The W3C Internationalization Working Group has issued a second Last Call Working Draft specification defining a Character Model for the World Wide Web 1.0. The document is an Architectural Specification designed to provide "a common reference for interoperable text manipulation on the World Wide Web. Topics addressed include encoding identification, early uniform normalization, string identity matching, string indexing, and URI conventions, building on the Universal Character Set, defined jointly by Unicode and ISO/IEC 10646. Some introductory material on characters and character encodings is also provided." The goal of the specification is to "facilitate use of the Web by all people, regardless of their language, script, writing system, and cultural conventions, in accordance with the W3C goal of universal access; one basic prerequisite to achieve this goal is to be able to transmit and process the characters used around the world in a well-defined and well-understood way." The W3C I18N Working Group invites comments on the specification through the end of the review period, May 31, 2002. "Due to the architectural nature of this document, it affects a large number of W3C Working Groups, but also software developers, content developers, and writers and users of specifications outside the W3C that have to interface with W3C specifications. Because review comments play an important role in ensuring a high quality specification, the WG encourages readers to review this Last Call Working Draft carefully."
Bibliographic information: Character Model for the World Wide Web 1.0. W3C Working Draft 30-April-2002. Edited by Martin J. Dürst (W3C), François Yergeau (Alis Technologies), Richard Ishida (Xerox Global Services), Misha Wolf (Reuters Ltd.), Asmus Freytag (ASMUS, Inc.), and Tex Texin (Progress Software Corp.). Version URL: http://www.w3.org/TR/2002/WD-charmod-20020430. Latest version URL: http://www.w3.org/TR/charmod. Previous version URL: http://www.w3.org/TR/2002/WD-charmod-20020220. Also in XML and ZIP archive formats.
From the I18N activity statement: "The Character Model gives directions and guidelines for other W3C Recommendations, to make sure that the internationalization features of the various W3C specifications fit together, and that the common base of the Web architecture is clearly defined. A core point of the W3C Character Model is the understanding that more and more the Web as a whole has to be seen as a single application. The W3C Character Model therefore assumes that any kind of text processing is done using the Universal Character Set (UCS), defined jointly by The Unicode Standard and ISO/IEC 10646. When text data is actually transmitted over a network, various character encodings may be used, but it always has to be made clear what character encoding is used. For consistent behavior on the Web, in some cases, additional specifications associated with ISO 10646/Unicode are needed. One example is the way that characters which may consist of more than one element (such as accented characters) are transmitted. For example, a character like é might be sent as an 'e' character and a separate acute accent, or as a single character. On the Web, one of these methods of sending the character should be considered the 'normal' form, so that processing software can deal more predictably with these characters. The Character Model specifies the 'normal' form, based on work by the Unicode Consortium. For the example above, using a single character is the normal form. The character model also discusses how to count characters in various circumstances, and defines a consistent and backwards-compatible way to include non-ASCII characters in URIs..."

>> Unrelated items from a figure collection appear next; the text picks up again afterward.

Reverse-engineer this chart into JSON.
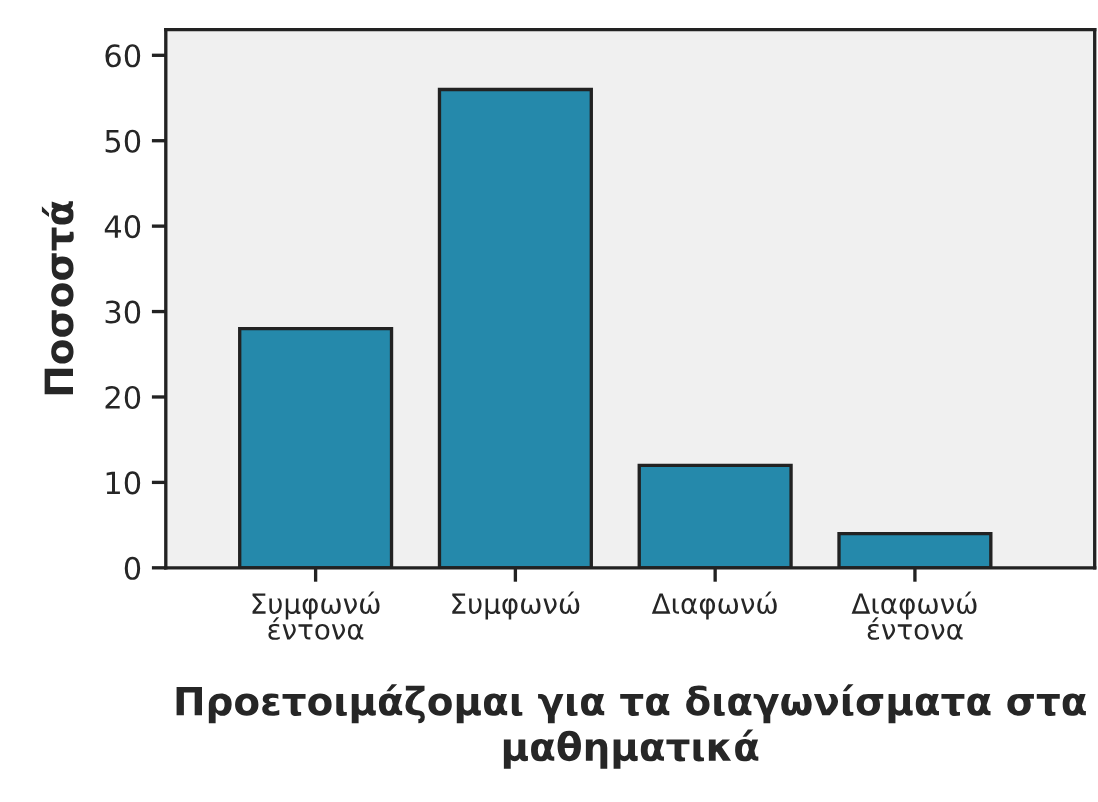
{
  "chart_data": {
    "type": "bar",
    "xlabel": "Προετοιμάζομαι για τα διαγωνίσματα στα μαθηματικά",
    "ylabel": "Ποσοστά",
    "categories": [
      "Συμφωνώ\nέντονα",
      "Συμφωνώ",
      "Διαφωνώ",
      "Διαφωνώ\nέντονα"
    ],
    "values": [
      28,
      56,
      12,
      4
    ],
    "color": "#2589ab",
    "ylim": [
      0,
      63
    ],
    "yticks": [
      0,
      10,
      20,
      30,
      40,
      50,
      60
    ],
    "grid": false,
    "legend": false
  }
}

From the document Introduction:
All W3C specifications must conform to this document; see section 2 on 'Conformance'. Authors of other specifications, for example, IETF specifications, are strongly encouraged to take guidance from it.
The main target audience of this document is W3C specification developers. This document defines conformance requirements for other W3C specifications. This document and parts of it can also be referenced from other W3C specifications.
Other audiences of this document include software developers, content developers, and authors of specifications outside the W3C. Software developers and content developers implement and use W3C specifications. This document defines some conformance requirements for software developers and content developers that implement and use W3C specifications. It also helps software developers and content developers to understand the character-related provisions in other W3C specifications.
The character model described in this document provides authors of specifications, software developers, and content developers with a common reference for consistent, interoperable text manipulation on the World Wide Web. Working together, these three groups can build a more international Web.
Topics addressed include encoding identification, early uniform normalization, string identity matching, string indexing, and URI conventions. Some introductory material on characters and character encodings is also provided. Topics not addressed or barely touched include collation (sorting), fuzzy matching and language tagging. Some of these topics may be addressed in a future version of this specification.
At the core of the model is the Universal Character Set (UCS), defined jointly by The Unicode Standard and ISO/IEC 10646. In this document, Unicode is used as a synonym for the Universal Character Set. The model will allow Web documents authored in the world's scripts (and on different platforms) to be exchanged, read, and searched by Web users around the world.